Die drei Beschwerdeführer in dieser Sache, die gemeinsam mit anderen Betroffenen zuvor mit ihren Beschwerden beim Bundesverwaltungsgericht (BVerwG) mit dessen Urteil vom 13. Oktober 2011 – BVerwG 4 A 4001/10 und beim Bundesverfassungsgericht (BVerfG) mit dessen Beschluss vom 02. Juli 2018 – 1 BVR 612/12 gescheitert waren, hatten mit ihrer Beschwerde in Straßburg insbesondere gerügt, dass sie seit der Einführung des § 8 Abs. 1 S. 3 Luftverkehrsgesetz (LuftVG) am 01. Juni 2007 keine Möglichkeit mehr hatten, ihnen vorliegende neuste lärmmedizinische Erkenntnisse im Planfeststellungsverfahren zu den Nachtflugregelungen am BER vorzutragen, nach denen sie unzumutbarem nächtlichen Fluglärm ausgesetzt werden. Das BVerwG und das BVerfG waren davon ausgegangen, dass diese neusten lärmmedizinischen Erkenntnisse nicht zu berücksichtigen waren, weil nach neuer Gesetzeslage nur noch die in § 2 Abs. 2 Fluglärmgesetz (FluglärmG) festgelegten Lärmgrenzwerte maßgeblich seien.

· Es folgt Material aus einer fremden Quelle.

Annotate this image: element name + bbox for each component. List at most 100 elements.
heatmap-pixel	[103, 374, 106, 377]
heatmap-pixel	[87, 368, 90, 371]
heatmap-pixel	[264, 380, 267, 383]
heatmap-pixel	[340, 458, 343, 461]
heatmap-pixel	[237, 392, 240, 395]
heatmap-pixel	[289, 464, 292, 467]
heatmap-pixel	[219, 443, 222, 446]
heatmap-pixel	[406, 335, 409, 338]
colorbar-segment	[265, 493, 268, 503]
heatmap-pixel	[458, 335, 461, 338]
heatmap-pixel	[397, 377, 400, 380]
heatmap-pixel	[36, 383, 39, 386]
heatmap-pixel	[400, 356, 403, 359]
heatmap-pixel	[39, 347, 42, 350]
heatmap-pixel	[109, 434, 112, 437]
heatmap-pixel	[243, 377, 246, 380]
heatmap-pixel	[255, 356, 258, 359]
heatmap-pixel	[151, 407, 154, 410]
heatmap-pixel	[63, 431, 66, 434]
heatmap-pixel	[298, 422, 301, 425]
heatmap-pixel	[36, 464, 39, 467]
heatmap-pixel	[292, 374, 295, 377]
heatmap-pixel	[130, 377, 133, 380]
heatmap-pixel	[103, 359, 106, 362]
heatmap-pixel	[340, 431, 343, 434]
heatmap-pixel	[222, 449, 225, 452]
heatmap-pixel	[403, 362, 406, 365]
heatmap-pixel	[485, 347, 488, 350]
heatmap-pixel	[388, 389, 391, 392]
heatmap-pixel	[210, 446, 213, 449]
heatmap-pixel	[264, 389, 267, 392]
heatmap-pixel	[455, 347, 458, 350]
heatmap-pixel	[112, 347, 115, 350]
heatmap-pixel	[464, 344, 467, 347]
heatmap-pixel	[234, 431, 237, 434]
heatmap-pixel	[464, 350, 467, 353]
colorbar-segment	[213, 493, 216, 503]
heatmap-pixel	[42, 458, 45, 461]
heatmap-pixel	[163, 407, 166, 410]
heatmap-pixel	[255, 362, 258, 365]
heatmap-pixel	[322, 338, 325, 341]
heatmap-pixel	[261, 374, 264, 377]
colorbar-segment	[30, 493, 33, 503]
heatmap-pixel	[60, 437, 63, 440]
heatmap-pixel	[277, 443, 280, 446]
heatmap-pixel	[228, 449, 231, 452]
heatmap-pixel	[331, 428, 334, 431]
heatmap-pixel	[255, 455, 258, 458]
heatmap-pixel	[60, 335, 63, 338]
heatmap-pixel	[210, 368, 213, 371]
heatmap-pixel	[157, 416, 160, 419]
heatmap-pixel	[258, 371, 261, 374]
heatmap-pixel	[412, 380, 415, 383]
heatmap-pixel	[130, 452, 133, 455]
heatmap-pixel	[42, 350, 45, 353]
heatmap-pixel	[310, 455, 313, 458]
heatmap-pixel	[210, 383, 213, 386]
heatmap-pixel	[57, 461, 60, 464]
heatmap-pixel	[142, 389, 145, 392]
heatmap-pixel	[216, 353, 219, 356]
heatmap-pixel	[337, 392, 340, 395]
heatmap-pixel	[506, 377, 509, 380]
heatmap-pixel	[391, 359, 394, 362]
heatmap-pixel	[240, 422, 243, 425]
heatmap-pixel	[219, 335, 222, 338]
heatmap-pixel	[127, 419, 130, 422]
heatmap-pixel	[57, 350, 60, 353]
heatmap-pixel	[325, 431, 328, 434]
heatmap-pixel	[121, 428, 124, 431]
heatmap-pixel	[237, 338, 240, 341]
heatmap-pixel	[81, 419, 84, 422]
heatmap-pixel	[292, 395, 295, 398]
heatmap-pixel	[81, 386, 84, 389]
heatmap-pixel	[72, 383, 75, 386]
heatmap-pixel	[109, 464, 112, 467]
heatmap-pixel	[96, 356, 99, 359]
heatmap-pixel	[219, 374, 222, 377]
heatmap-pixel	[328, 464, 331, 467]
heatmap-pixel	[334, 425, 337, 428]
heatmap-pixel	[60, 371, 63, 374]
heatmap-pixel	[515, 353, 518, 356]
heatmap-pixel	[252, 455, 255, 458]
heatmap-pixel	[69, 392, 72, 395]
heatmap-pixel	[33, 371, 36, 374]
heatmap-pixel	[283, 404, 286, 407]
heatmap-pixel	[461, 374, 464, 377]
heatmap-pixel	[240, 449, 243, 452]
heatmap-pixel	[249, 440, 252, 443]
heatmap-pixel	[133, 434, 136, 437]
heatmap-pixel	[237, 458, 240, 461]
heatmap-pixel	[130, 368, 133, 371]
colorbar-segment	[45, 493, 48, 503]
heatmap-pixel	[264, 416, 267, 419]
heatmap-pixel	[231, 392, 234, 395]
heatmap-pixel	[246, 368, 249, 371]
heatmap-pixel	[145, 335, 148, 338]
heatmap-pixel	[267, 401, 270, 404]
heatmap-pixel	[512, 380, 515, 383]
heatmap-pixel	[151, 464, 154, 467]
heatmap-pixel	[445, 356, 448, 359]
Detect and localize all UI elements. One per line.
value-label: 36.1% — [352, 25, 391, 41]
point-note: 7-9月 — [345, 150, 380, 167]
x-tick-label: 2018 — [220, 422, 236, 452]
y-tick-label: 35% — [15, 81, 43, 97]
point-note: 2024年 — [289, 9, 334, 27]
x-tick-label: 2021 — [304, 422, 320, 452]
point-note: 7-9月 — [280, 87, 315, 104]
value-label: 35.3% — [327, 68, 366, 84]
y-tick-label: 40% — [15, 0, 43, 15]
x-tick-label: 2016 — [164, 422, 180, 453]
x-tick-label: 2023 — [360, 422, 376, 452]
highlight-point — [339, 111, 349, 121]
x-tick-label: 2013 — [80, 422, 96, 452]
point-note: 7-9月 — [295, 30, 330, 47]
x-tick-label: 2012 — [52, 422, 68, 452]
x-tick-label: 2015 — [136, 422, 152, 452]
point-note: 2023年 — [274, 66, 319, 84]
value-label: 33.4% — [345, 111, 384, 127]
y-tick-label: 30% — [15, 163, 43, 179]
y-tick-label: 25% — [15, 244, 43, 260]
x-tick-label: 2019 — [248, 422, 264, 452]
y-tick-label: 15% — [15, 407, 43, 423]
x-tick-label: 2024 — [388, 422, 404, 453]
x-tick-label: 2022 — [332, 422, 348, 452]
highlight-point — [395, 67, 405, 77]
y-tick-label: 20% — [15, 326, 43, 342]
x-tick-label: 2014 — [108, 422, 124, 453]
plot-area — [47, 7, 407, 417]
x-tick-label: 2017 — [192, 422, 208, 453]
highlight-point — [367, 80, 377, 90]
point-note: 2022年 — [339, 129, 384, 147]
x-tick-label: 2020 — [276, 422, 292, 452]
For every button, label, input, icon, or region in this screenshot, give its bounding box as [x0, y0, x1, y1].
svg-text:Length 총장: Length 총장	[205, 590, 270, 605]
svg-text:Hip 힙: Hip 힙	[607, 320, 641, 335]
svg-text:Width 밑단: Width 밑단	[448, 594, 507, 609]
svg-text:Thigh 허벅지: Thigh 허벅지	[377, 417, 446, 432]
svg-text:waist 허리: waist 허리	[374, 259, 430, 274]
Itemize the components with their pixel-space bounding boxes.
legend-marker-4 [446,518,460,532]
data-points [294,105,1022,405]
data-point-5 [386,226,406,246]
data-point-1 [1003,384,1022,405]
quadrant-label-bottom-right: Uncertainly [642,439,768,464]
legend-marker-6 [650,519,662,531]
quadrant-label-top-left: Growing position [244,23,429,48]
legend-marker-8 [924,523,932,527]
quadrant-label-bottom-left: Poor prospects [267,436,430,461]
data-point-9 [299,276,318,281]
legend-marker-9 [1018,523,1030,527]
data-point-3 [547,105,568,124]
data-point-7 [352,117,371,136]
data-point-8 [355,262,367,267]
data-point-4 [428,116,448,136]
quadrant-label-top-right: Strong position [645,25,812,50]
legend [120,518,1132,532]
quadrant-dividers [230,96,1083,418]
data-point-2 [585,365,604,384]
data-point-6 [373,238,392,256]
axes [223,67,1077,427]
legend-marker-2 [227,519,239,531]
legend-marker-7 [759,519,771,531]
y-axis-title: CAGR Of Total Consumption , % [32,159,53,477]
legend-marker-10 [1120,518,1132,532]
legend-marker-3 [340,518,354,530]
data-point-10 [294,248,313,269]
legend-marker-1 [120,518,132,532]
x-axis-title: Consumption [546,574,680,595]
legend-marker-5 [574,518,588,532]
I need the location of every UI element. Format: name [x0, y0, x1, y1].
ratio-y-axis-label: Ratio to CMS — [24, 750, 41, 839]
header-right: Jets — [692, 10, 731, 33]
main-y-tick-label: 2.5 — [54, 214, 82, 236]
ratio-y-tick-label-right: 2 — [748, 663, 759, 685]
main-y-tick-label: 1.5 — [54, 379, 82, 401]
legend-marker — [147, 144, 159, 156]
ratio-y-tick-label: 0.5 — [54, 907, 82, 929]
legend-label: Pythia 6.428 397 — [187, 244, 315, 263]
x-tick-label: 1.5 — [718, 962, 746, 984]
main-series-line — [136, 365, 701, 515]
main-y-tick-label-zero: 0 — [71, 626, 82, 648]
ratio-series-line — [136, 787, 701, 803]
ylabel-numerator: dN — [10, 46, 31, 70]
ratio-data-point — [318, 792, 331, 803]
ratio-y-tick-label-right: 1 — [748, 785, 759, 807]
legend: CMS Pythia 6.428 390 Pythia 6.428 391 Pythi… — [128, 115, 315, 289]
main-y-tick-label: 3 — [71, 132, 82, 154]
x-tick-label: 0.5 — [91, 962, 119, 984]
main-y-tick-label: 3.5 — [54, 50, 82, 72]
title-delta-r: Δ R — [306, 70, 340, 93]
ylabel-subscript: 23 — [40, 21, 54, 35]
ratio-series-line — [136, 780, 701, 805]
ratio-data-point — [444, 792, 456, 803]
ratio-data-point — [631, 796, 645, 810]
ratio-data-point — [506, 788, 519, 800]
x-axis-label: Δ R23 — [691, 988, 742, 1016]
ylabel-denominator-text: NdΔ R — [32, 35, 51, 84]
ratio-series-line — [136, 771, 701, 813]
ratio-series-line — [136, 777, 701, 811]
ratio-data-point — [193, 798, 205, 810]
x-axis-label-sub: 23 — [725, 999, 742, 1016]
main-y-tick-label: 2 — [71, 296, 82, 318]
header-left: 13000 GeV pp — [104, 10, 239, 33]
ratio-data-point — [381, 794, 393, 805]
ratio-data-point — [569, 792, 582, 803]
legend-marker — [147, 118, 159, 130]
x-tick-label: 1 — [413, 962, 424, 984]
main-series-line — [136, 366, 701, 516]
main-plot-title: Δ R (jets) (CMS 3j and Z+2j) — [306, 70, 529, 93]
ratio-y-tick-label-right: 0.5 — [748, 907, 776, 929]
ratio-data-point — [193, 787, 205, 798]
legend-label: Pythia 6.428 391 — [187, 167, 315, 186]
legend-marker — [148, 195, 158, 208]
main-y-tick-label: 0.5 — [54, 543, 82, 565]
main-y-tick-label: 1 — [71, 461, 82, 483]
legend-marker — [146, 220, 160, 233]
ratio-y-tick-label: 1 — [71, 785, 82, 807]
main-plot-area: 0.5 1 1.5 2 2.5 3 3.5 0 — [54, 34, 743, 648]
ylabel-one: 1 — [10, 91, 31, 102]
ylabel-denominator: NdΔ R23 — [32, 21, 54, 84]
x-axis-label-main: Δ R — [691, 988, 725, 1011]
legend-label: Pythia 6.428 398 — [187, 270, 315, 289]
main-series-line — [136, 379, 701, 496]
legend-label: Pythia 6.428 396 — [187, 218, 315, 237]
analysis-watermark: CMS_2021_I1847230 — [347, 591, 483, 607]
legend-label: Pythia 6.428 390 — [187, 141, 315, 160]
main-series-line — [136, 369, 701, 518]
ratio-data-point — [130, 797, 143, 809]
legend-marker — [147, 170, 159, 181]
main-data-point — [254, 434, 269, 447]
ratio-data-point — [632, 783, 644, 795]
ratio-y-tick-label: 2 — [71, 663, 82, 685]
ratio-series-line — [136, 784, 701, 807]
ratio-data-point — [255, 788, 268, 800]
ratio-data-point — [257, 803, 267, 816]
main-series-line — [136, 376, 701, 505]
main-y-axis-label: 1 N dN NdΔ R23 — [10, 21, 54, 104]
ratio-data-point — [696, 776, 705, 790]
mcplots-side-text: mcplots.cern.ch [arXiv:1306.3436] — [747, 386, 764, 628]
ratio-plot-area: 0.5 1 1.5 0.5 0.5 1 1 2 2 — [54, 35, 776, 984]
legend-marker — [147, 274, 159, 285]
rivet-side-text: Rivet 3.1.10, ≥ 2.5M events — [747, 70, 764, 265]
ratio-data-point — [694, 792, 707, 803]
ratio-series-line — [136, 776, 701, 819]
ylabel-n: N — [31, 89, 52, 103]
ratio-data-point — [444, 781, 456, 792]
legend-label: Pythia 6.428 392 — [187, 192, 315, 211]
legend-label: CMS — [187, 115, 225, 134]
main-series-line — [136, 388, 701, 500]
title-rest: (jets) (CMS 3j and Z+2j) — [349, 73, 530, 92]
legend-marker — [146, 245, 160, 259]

Nach der Auffassung des auf das Recht der EMRK spezialisierten Berliner Rechtsanwalts Stefan von Raumer, durch den die Beschwerdeführer beim EGMR vertreten werden, verletzt das die Rechte der Beschwerdeführer und einer Vielzahl anderer Betroffener aus Art. 6 (Recht auf ein faires Verfahren), Art. 8 (hier: staatliche Schutzpflicht vor unzumutbaren Umweltbeeinträchtigungen) und Art. 13 EMRK (Recht auf ein effektives Rechtsmittel gegen Verletzungen der EMRK). „Diese Vorschriften der europäischen Menschenrechtskonvention gebieten auch eine individuelle und aktuelle Berücksichtigung aller lärmmedizinisch relevanten Umstände in einem fairen und effizienten Rechtsschutzverfahren gegen einen Planfeststellungsbeschluss zu einem lärmintensiven Vorhaben“ meint von Raumer. Die Festsetzung gesetzlicher Lärmgrenzwerte im FluglärmG gewährleiste schon deswegen keinen hinreichenden Schutz, weil der Gesetzgeber nach § 2 Abs. 3 dieses Gesetzes nur alle zehn Jahre von der Bundesregierung über veränderte lärmmedizinische Standards unterrichtet werde. „Das berücksichtigt die aktuelle dynamische Entwicklung in der Lärmwirkungsforschung nicht hinreichend“ so von Raumer. Auch sei ein effizienter Rechtschutz im Sinne der EMRK gegen unzureichende Lärmgrenzwerte im FluglärmG nicht gegeben, weil gegen dieses Gesetz nur das BVerfG angerufen werden könne, das nach dessen eigener ständiger Rechtsprechung wegen des weiten, verfassungsgerichtlich nicht überprüfbaren Entscheidungsspielraums des Gesetzgebers solche Werte allenfalls in Fällen offensichtlicher Willkür in Frage stellen könne. „Damit können in deutschen Planfeststellungsverfahren zu lärmintensiven Vorhaben über Jahre hinweg unzureichende Lärmgrenzwerte zur Anwendung kommen, gegen die auch dann nicht effektiv gerichtlich vorgegangen werden kann, wenn sie längst nicht mehr den weltweit aktuell anerkannten lärmmedizinischen Standards entsprechen“ sagt von Raumer. All das habe sogar dazu geführt, dass selbst die Rüge seiner Mandanten in deren Verfahren keine Berücksichtigung gefunden hätte, dass die „Night Noise Guidelines for Europe“ der Weltgesundheitsorganisation (WHO) vom Oktober 2009 bei den Nachtflugregelungen des BER ignoriert wurden.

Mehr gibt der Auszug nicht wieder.